К полудню стало непосильно жарко. Земля нагрелась. Тепло ее ощущалось даже через подошву обуви.

Наиболее слабые из заключенных быстро утомились, и за колонной вытянулся длинный хвост из отставших.

Это обозлило конвоиров. Несколько казаков выехали на тракт, чтобы «подгонять» отставших, били их по спинам нагайками, запугивали расстрелом.

Хвост подтянулся, но через несколько минут колонна опять расползлась, опять длинная цепочка стерших ноги и уставших людей плелась позади.

Останавливать колонну на короткие привалы конвоиры боялись. Было приказано «гнать как можно скорее». Красные войска были недалеко. Конвоирам чудились позади пушечные выстрелы красных, треск моторов бронемашин, топот конницы. Связи с фронтом не было, и где арьергардные белые части — никто из конвоиров толком не знал.

В инструкции, данной начальнику конвоя, кроме приказа «гнать как можно скорее», было сказано: «при малейшей попытке к бегству расстреливать, отстающих не оставлять». [68]

Выходило так, что за расстрелянного конвой не отвечал, за бежавшего или отставшего нес ответственность по суду. Позади колонны защелкали выстрелы. Список убитых при попытке к бегству рос. Списка заболевших и отставших не было. За время пути до Камышлова умерло от солнечного удара и было расстреляно сто тридцать человек.

Трупы с дороги не убирали. Они лежали в пыли до тех пор, пока их не похоронили крестьяне расположенных вдоль тракта деревень. Рои мух и птицы кружились над разлагающимися телами убитых. Крестьяне по собственному почину хоронили расстрелянных. Оттаскивали их с тракта за канаву. Закапывали в землю. Рядом с безымянными крестами на могилах умерших в царских этапах арестантов вырастали вдоль тракта новые кресты.

В деревни, встречающиеся на пути, заключенных не заводили. Даже на ночлег колонна останавливалась прямо в поле — конвоиры боялись, что крестьяне могут спрятать заключенных или помочь им бежать.

Многие крестьяне притрактовых селений, заслышав о приближении колонны конвоируемых в Александровский централ заключенных, выходили к тракту, выносили хлеб, молоко, яйца.

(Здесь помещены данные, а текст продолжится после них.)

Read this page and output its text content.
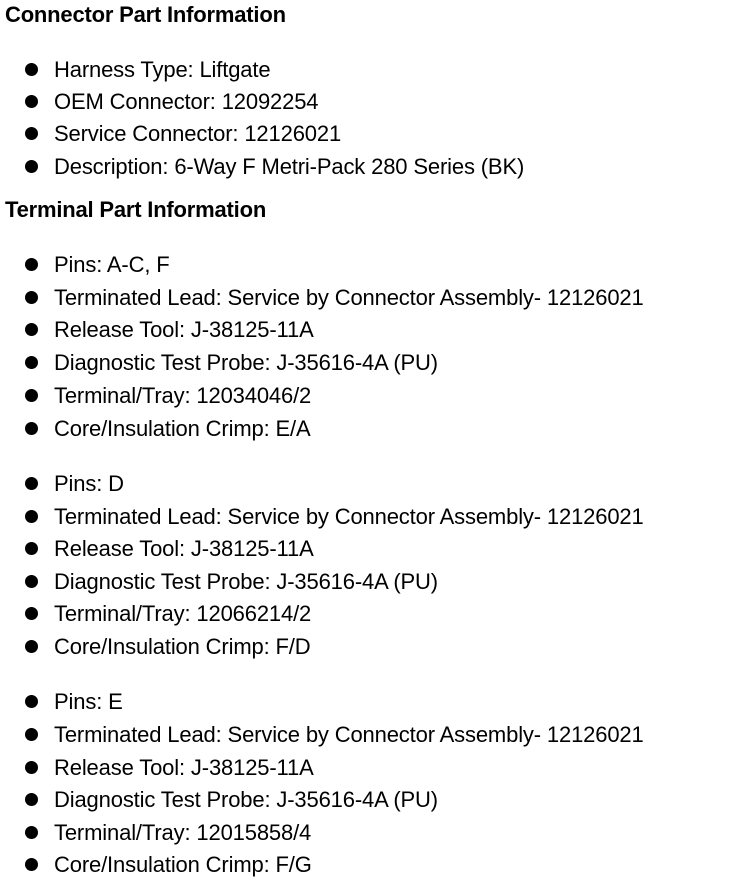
Connector Part Information
Harness Type: Liftgate
OEM Connector: 12092254
Service Connector: 12126021
Description: 6-Way F Metri-Pack 280 Series (BK)
Terminal Part Information
Pins: A-C, F
Terminated Lead: Service by Connector Assembly- 12126021
Release Tool: J-38125-11A
Diagnostic Test Probe: J-35616-4A (PU)
Terminal/Tray: 12034046/2
Core/Insulation Crimp: E/A
Pins: D
Terminated Lead: Service by Connector Assembly- 12126021
Release Tool: J-38125-11A
Diagnostic Test Probe: J-35616-4A (PU)
Terminal/Tray: 12066214/2
Core/Insulation Crimp: F/D
Pins: E
Terminated Lead: Service by Connector Assembly- 12126021
Release Tool: J-38125-11A
Diagnostic Test Probe: J-35616-4A (PU)
Terminal/Tray: 12015858/4
Core/Insulation Crimp: F/G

Становились вдоль тракта и требовали у конвоиров остановить колонну. Конвоиры разгоняли крестьян, гнали заключенных дальше, но иногда останавливали колонну и разрешали крестьянам передавать продукты. Эти передачи служили единственным источником снабжения.

Вскоре екатеринбургский конвой был сменен казачьей сотней анненковцев. Стало еще хуже. Новый начальник конвоя запретил заключенным даже оборачиваться. Женщин, шедших в общей колонне, выделили в самостоятельную группу, и к ним был приставлен особый конвой. Возглавляла его женщина, бывшая в числе анненковских казаков.

Утро на следующий день выдалось неожиданно спокойное и ясное. Ветер стих. Восходящее солнце делало пыль, поднимающуюся из-под копыт лошадей, розовой и блестящей.

Казаки вели коней на водопой. В деревне мычали коровы, играл пастуший рожок. Женщина-конвоир умывалась из котелка, по-мужски разбрызгивая воду и фыркая. [69]

Конвоиры заседлывали лошадей и собирали заключенных в дальнейший путь. Начальник конвоя приказал осмотреть солому. Он предполагал, что под ней могут скрываться заключенные. Несколько казаков побежали к стогам. Обнаженными шашками ворошили солому, проверяя, нет ли под ней спрятавшегося человека.

В одном месте нашли арестанта. Шашка распорола ему щеку, и он вскрикнул. Казаки вытащили его и повели к начальнику конвоя. Заметив кровь на лице заключенного и его беспримерную худобу, начальник конвоя спросил:

— Жив еще?

— Жив, — беззвучно ответил заключенный.

— Ишь, живуч, как кошка, — сказал начальник и приказал стоящему подле казаку: — А, но, помоги ему помереть.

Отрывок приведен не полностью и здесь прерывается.